I also think the top is too short. I thought that might happen and would have made it longer, but I didn't have enough fabric.

My main objection with this pattern was in the construction. The collar was really difficult to put in and I think unnecessarily so. The collar piece was rather curved and I fought with it to get it to shape to the tightly curved neckline. The collar on the Kwik Sew pattern is flatter and I never had any trouble with it. The other difference is in how the collars are attached at the back neck. The Kwik Sew collar uses two different pattern pieces, one for the upper and one for the under collar and the bottom edge of the upper collar is used to hide the seam allowance at the back neck. The Burda technique used one pattern piece for both the upper and lower collar and a bias strip to cover the back neck seam allowances. It made for a lot of bulk. I ended up sewing the collar on first and clipping the seams to get it to conform, and then I sewed the seam again with the facing and bias strip in place. It was tough.
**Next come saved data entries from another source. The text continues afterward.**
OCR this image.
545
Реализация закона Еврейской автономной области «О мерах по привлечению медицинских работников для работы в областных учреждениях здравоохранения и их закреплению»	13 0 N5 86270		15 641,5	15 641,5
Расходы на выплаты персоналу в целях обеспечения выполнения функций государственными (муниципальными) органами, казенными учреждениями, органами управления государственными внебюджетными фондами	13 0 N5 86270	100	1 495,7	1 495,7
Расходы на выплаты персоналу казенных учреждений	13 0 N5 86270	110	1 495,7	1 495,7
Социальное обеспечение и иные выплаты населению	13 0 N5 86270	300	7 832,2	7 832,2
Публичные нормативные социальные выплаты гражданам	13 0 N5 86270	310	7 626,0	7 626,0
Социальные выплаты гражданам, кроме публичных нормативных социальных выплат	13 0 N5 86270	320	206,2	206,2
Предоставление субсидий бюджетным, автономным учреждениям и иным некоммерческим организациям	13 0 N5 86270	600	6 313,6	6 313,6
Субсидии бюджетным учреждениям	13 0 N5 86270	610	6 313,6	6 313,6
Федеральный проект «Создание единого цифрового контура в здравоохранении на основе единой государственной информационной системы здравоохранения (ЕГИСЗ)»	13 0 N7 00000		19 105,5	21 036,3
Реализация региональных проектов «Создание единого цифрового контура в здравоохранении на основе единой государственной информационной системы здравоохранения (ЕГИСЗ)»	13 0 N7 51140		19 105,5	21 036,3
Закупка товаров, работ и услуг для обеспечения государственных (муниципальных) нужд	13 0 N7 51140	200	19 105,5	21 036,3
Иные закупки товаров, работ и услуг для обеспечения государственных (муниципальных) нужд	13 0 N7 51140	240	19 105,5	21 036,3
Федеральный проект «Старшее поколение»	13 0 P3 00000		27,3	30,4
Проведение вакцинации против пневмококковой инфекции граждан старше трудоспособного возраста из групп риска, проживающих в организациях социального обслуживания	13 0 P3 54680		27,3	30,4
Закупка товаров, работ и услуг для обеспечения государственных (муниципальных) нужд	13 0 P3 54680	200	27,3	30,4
Here's a picture of the pattern pieces with my annotation on what's what. You can see (hopefully) where the collar piece matches at the shoulder and then again near the fold of the facing, but the collar has a good amount of curve that doesn't easily fit into the tight curve of the neck.



The other changes I made were to add interfacing to the front facings (the pattern only called for interfacing the collar). I also doubled the fabric for the cuff to give it more weight. I left the pockets off because I thought they'd get lost in my busy print. And I didn't want to bother with them anyway!
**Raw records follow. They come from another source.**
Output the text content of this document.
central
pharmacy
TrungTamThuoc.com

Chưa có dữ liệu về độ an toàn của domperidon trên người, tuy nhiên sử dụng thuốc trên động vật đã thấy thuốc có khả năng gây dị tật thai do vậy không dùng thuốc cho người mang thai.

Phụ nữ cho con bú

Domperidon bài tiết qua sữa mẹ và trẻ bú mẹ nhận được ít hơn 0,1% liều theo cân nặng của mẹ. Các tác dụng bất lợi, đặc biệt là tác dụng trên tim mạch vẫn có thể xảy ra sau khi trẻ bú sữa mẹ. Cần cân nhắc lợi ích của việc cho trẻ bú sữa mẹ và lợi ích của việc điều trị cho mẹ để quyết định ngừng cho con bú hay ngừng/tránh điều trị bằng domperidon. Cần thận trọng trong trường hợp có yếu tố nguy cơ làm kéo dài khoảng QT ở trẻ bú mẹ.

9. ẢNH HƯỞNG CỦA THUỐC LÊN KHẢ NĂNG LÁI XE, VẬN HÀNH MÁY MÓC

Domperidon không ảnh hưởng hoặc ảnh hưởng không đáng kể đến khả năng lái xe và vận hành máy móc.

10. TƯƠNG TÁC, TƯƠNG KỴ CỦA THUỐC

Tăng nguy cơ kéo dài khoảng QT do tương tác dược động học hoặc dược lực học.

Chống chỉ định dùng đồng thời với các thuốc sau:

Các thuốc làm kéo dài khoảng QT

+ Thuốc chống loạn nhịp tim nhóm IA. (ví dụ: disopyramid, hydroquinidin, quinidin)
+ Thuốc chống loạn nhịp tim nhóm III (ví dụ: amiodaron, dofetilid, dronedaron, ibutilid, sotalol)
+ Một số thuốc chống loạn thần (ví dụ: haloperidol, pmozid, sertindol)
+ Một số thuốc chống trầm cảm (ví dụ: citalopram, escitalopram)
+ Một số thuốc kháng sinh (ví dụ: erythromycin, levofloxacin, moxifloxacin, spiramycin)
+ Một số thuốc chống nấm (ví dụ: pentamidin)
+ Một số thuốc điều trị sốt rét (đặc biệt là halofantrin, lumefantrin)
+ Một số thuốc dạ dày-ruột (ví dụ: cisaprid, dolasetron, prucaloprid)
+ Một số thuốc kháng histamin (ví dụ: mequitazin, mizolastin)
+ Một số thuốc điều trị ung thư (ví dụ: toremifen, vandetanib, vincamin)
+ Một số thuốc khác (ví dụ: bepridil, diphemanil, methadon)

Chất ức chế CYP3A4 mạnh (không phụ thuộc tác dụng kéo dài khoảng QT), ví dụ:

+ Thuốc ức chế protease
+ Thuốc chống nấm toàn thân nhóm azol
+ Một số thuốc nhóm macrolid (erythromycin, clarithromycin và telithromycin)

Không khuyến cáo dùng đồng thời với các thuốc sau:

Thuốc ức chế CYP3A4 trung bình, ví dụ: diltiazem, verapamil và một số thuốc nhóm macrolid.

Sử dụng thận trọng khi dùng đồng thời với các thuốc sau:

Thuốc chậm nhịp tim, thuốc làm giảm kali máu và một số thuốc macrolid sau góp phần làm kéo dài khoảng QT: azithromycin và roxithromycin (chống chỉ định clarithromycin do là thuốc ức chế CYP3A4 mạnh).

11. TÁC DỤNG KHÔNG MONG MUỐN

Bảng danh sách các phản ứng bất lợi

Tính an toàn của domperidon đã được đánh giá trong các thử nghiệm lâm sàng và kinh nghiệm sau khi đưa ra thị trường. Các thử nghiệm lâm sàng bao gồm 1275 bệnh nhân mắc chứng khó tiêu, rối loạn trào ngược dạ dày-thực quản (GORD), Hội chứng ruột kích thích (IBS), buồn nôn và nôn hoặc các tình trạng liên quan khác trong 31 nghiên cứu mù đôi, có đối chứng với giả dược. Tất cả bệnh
I used a folded over ribbon instead of piping. I had the piece of ribbon in my stash - it was purchased many years ago at my favorite ribbon shop in Paris, La Mercerie Parisienne , and I finally had a use for it. I thought the shimmery blue looked like water and go well with the fish motif. It was a little difficult to use it for this purpose though as it didn't want to go around the curve of the collar very well. And I found out that the ribbon melted immediately under the iron (I'd tried a sample fortunately!) so I used a press cloth and had to be extra careful pressing the top during construction. But the ribbon trimmed turned out exactly as I imagined it would.


I was also thrilled to find shimmery blue buttons, purchased at my favorite little fabric/button store downtown in Wiesbaden.


The fabric is cotton lawn that I bought from fabric.com a long time ago. The selvage has "Tori Richard" written on it. A search on the internet shows that Tori Richard makes Hawaiian shirts and they design their own textile prints. Maybe this was a mill end or an unused fabric from their collection.

I will wear these pajamas - after all the work I put into them - but I don't recommend this pattern and won't be making this top again.

The shorts were far easier to sew and turned out well, I think. This is a plus size pattern. Here's the line drawing - just a simple elastic waist and curved bottom hem.

I didn't add any trim or lace to the bottom hem. If I'd had more of the ribbon I would have put that on the bottom, but instead I just made a narrow hem. I used a technique I learned from a Threads video by Louise Cutting. First you serge the curved edge and turn it under, pressing it down. Then you run a basting stitch close to the edge of the curved part and gather it slightly to that you can get it to turn under again. Press and stitch.

Now I can move on to another project. Yay! I have a pattern traced and ready for a Burda robe, but I'm a little tired of loungewear/sleepwear right now.